Solingen Ein besonderer Blick auf Solingen

Solingen · In einem Film und mit Fotos erzählen junge Menschen, die erst seit kurzem in Deutschland leben und die Internationalen Förderklassen des Mildred-Scheel-Berufskollegs besuchen, ihre Lebensgeschichten.

 Geschichten von Flucht, aber auch von Neuanfängen und Zukunft erzählten die Schüler der Internationalen Förderklassen des Mildred-Scheel-Berufskollegs.

Geschichten von Flucht, aber auch von Neuanfängen und Zukunft erzählten die Schüler der Internationalen Förderklassen des Mildred-Scheel-Berufskollegs.

Foto: mak

Es ist ein besonderer Blick auf Solingen, wiedergegeben in kurzen Texten, festgehalten in Bildern, in großen Rahmen eingefasst. Es ist der Blick von jungen Menschen zwischen 16 und 24 Jahren, die die Heimat verlassen mussten.

Es ist der Blick der Schüler der beiden Internationalen Förderklassen des Mildred-Scheel-Berufskollegs auf die Stadt, in der sie ein neues Zuhause gefunden haben. Im Rahmen einer Projektwoche haben die Jugendlichen und jungen Erwachsenen eine Woche unter der Überschrift "Meine Geschichte, mein Blick auf Deutschland" gearbeitet und neben dem Fotoprojekt auch einen Film und ein Kochbuch erstellt, die sie gestern Mitschülern und Lehrern vorgestellt haben.
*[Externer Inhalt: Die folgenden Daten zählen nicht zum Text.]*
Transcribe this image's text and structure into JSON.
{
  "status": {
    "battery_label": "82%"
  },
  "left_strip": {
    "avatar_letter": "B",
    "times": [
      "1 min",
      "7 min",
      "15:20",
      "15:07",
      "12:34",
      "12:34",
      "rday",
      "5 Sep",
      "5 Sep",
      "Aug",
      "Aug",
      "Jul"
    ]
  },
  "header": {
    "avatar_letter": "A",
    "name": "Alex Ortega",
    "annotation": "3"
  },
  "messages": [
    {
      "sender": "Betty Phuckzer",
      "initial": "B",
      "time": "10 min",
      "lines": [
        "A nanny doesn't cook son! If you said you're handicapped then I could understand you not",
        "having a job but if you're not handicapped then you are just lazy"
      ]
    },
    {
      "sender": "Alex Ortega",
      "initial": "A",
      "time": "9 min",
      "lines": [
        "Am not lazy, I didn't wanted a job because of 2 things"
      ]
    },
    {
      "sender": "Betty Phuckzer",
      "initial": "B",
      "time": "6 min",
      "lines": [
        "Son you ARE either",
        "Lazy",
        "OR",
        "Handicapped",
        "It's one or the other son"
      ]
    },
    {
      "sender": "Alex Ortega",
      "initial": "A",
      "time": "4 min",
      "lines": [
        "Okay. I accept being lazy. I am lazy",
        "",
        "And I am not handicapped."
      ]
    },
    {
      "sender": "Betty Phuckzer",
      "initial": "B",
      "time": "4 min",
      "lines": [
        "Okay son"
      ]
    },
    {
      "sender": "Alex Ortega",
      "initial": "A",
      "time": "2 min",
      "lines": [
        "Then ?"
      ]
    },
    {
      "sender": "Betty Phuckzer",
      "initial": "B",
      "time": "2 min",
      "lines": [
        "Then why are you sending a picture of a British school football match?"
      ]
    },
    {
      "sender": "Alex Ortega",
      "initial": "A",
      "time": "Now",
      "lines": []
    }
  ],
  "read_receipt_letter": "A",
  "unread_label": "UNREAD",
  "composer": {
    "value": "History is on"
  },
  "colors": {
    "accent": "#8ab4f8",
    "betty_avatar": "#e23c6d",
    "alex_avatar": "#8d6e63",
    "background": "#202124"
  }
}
Das Bild des 19-jährigen Zamir aus Afghanistan, eine Kombination aus Text und Fotos, steht mit denen seiner Klassenkameraden auf einer langen Fensterbank im Selbstlernzentrum der Schule. Er hat drei Fotos gemacht: Eins zeigt das Händeschütteln einer Hand mit dunkler Hautfarbe und einer mit heller; eins die Auslage einer Käsetheke; und eins Jugendliche in einer Reihe, die allesamt auf ihr Handy starren. "Die Leute hier sind nett zueinander, egal ob schwarz oder weiß. Viele sind immer mit ihren Handys, dem Internet oder dem Tablet beschäftigt. Und sie essen viel Käse, den ich zum Beispiel überhaupt nicht mag." Seit zwei Jahren geht der junge Mann hier zu Schule. Er weiß, diese Chance zu schätzen.

Es sind beeindruckende, manchmal bewegende, manchmal lustige Fotos, die die Schüler zeigen: Von Fabriken und Häusern, von O-Bussen, gefüllten Supermarkt-Regalen und einer Eisdiele, von Tieren, Bäumen, Blumen und der Natur. "Die Kirche in Eritrea ist rot, blau und gelb. In Deutschland ist sie ohne Farbe", hat einer neben ein Foto der Luther-Kirche geschrieben.

In dem Film indes, den die jungen Leute aus 13 Nationen mit Unterstützung des Medienprojekts Wuppertal gedreht haben, erzählen sie, wie sie nach Deutschland gekommen sind, sie erzählen vom ersten Tag hier, von der Einsamkeit, von Ängsten und Sorgen. "Ich hatte einen Zettel, auf dem mein Name und meine Adresse standen. So bin ich das erste Mal in die Schule gegangen", sagt eine junge Frau im Film.

Sie erzählen aber auch von der Zukunft und von den neuen Perspektiven, die das Leben hier ihnen gibt. Kasia kommt aus Polen, sie ist 17 Jahre alt, seit eineinhalb Jahren hier, ihr Deutsch ist gut, sie will die Schule abschließen, irgendwann Altenpflegerin werden. Ein anderer will im Metallbereich arbeiten, ein Mädchen als Erzieherin. Und sie erzählen ihre Geschichten auf Deutsch - obwohl viele von ihnen erst wenige Monate hier leben. Dilan aus Syrien (17) ist gerade einmal neun Monate hier, sechs Monate besucht sie die Förderklasse. "Ich fühle mich wohl hier", sagt sie in der Sprache, die sie gerade erst gelernt hat. Dies ist auch der Verdienst des Unterrichts in den beiden Förderklassen am Berufskolleg, den derzeit 37 Schüler besuchen. "Diese Schüler sollen als Teil der Schule, als dazu gehörend wahr genommen und wert geschätzt werden. Sie sollen hier ihre Geschichten erzählen, ihre Kultur vorstellen können", sagt Johanne Buyken, die den Bildungsgang der Förderklassen leitet.